Foi invadido pela sensação repentina, instintiva, de que estava correndo
perigo... não só ele como todos os demais. Os bipes do monitor cardíaco
aceleraram na mesma hora. Seus músculos se retesaram e ele tentou se
sentar.
A dra. Brooks se apressou em pousar a mão com firmeza sobre seu peito,
forçando-o a se deitar novamente. Então lançou um olhar rápido para o
médico barbudo, que foi até um dos cantos do quarto e começou a preparar
alguma coisa.
Em pé ao lado de Langdon, a doutora voltou a falar com um sussurro:
-- Sr. Langdon, ansiedade é uma reação comum a traumatismos cranianos,
mas o senhor precisa manter sua pulsação baixa. Não deve se mexer nem se
agitar, apenas fique deitado e descanse. Vai ficar tudo bem. Aos
poucos, vai recuperar a memória.
O outro médico voltou com uma seringa, que entregou à dra. Brooks. Ela injetou o conteúdo no acesso intravenoso de Langdon.
-- É só um sedativo leve para acalmá-lo -- explicou -- e para aliviar a
dor. -- Ela se levantou para ir embora. -- Vai ficar tudo bem, Sr.
Langdon. Agora durma. Se precisar de alguma coisa, aperte o botão ao
lado da cama.
Ela apagou a luz e se retirou junto com o médico barbudo.
No escuro, Langdon sentiu o efeito quase imediato da medicação em seu
organismo, arrastando-o de volta para as profundezas do poço do qual
havia emergido. Combateu a sensação, forçando os olhos a permanecerem
abertos na escuridão do quarto. Tentou se sentar, mas seu corpo parecia
feito de concreto.
Ao mudar de posição na cama, Langdon se viu outra vez de frente para a
janela. As luzes estavam apagadas e, no vidro escuro, seu próprio
reflexo havia desaparecido, substituído por um horizonte distante e
iluminado.
Em meio às silhuetas de torres e domos, uma fachada em especial se
destacava em seu campo de visão. A construção era uma imponente
fortaleza de pedra, com ameias no parapeito e uma torre de mais de 90
metros, que ficava mais larga perto do topo projetado para fora, também
com ameias munidas de balestreiros.
Langdon se sentou na cama com as costas eretas, fazendo a dor na cabeça
explodir. Lutou contra o latejar violento e fixou o olhar na torre.
Conhecia bem aquela estrutura medieval.
Era única no mundo.
Infelizmente, porém, ficava a quase 6.500 quilômetros de Massachusetts.

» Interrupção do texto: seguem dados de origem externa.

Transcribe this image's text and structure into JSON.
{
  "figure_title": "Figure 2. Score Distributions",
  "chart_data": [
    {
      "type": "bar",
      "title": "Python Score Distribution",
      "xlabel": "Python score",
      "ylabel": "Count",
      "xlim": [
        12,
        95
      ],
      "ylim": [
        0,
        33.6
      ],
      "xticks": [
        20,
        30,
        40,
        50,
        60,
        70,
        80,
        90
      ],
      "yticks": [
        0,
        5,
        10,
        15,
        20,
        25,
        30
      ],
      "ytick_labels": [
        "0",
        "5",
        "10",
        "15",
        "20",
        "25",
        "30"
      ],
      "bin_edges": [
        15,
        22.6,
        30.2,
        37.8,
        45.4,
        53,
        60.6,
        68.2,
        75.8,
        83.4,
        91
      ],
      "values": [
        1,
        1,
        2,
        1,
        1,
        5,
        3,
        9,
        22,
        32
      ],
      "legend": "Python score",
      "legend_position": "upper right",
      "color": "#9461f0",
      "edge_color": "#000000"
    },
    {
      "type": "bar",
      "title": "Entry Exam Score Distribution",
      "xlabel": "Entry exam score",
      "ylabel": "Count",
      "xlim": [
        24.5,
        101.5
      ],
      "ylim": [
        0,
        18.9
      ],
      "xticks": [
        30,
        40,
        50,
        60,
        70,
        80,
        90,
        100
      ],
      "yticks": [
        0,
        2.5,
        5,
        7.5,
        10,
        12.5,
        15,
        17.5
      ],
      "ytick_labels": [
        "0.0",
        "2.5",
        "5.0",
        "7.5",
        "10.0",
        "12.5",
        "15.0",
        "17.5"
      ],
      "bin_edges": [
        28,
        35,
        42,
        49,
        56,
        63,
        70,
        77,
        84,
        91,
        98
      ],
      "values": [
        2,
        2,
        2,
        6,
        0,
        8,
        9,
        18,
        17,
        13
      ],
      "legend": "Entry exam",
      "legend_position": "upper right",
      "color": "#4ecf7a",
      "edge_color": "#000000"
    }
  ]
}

Do lado de fora, escondida nas sombras da Via Torregalli, uma mulher
robusta desmontou sem o menor esforço de uma moto BMW e avançou com o
andar decidido de uma pantera que persegue sua presa. Tinha um olhar
feroz. Os cabelos curtos e espetados se destacavam contra a gola
levantada de uma jaqueta de couro preta. Ela verificou a arma equipada
com silenciador que trazia nas mãos e ergueu os olhos para a janela do
quarto de Robert Langdon, onde a luz acabara de se apagar.
Mais cedo naquela mesma noite, sua missão original dera terrivelmente errado.
O arrulho de uma simples pomba havia mudado tudo.
Agora ela estava lá para consertar o estrago.